Today, I'm joined in this blog by Martin F. Horn of John Jay College of Criminal Justice, former Commissioner of NYC Department of Correction and Probation, and the Honorable Evelyn Stratton of the Ohio State Supreme Court, both co-chairs of CSH's Returning Home Advisory Committee, to say that there is a better way. And the Sheriff's Association report provides a road map. It calls for more mental health courts like the ones in Ohio that get people into community treatment programs rather than imprisoning them. It calls for overhauling our mental health laws and improving community-based services as is happening in states like New York. And we also need supportive housing -- safe, affordable housing that is closely linked to the mental health services and other supports people with mental illnesses need to thrive in the community and stay out of jail. Communities across the country are proving supportive housing works.
These communities are making certain that people with serious mental illness move into apartments and get the services they need when they are released from jail, rather than being dumped homeless on the streets. By making supportive housing available, cities have been able to drastically reduce the number of days people with mental illness stay in jail. In New York, the reduction has been 53%, in Denver the reduction is 76% and in Rhode Island it is 79%. A recent study by John Jay College of Criminal Justice found that supportive housing not only broke the cycle of incarceration and homelessness, but also is expected to begin saving tax dollars after three years by reducing stays in jail (which costs $129 a day) and reliance on homeless shelters (which costs $68 per day).

Lavelle adds a human face to this story. After his last stint in jail, he moved into supportive housing, was enrolled in treatment, got re-connected to his family, and has remained out of jail since then -- something that even he thought would be impossible.

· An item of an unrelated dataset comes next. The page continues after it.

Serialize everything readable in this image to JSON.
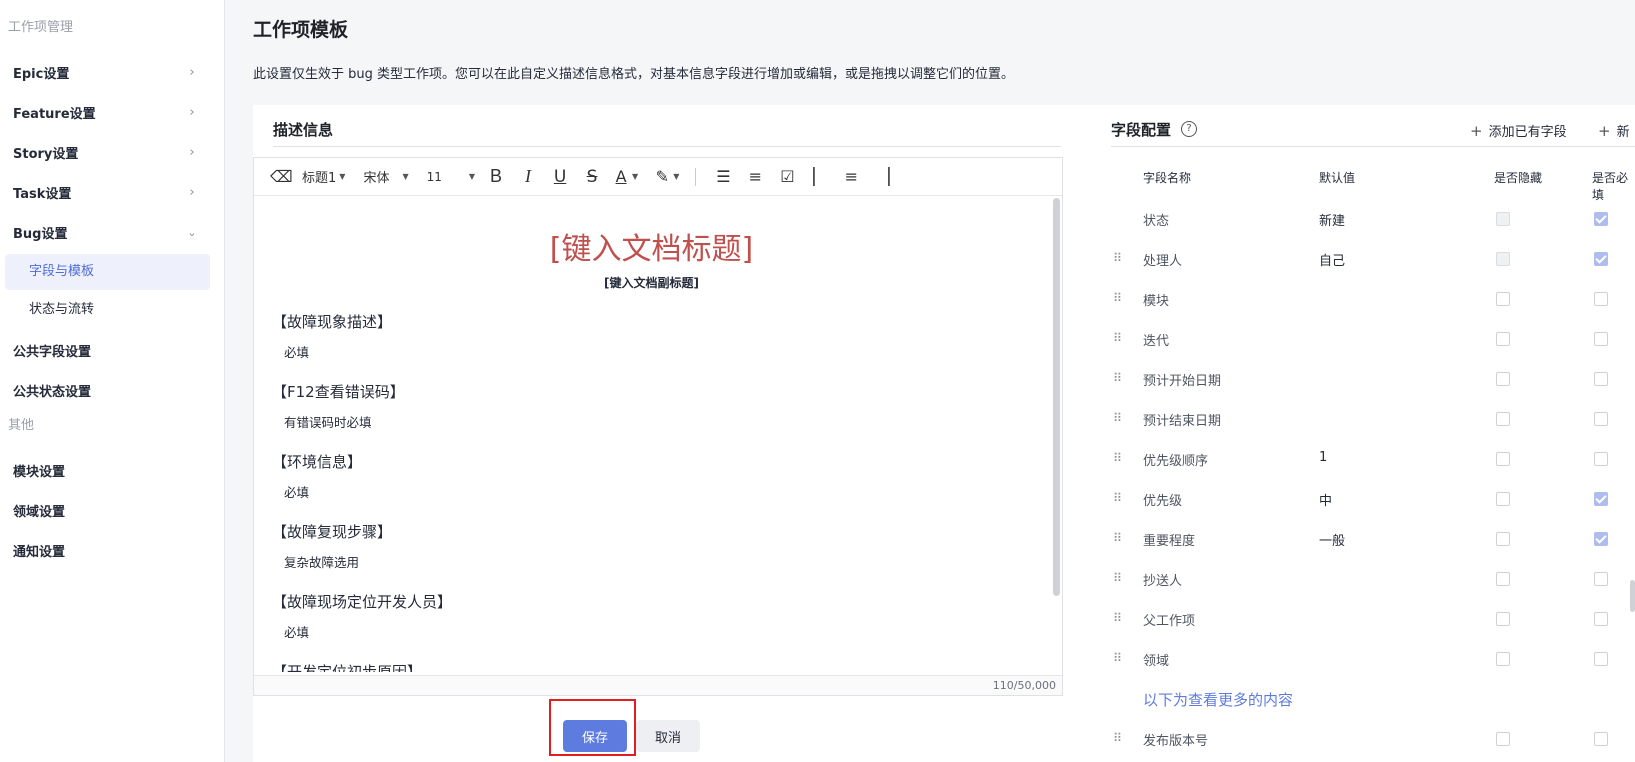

The National Sheriff's Association and the Treatment Advocacy Center's disturbing report has sounded yet another alarm about our need to stop incarcerating people who are seriously mentally ill, homeless, and suffer from co-occurring disorders such as alcoholism and drug addiction. For those who listen the report demonstrates that addressing the housing needs and providing services to Lavelle and the thousands more like Lavelle is the right solution.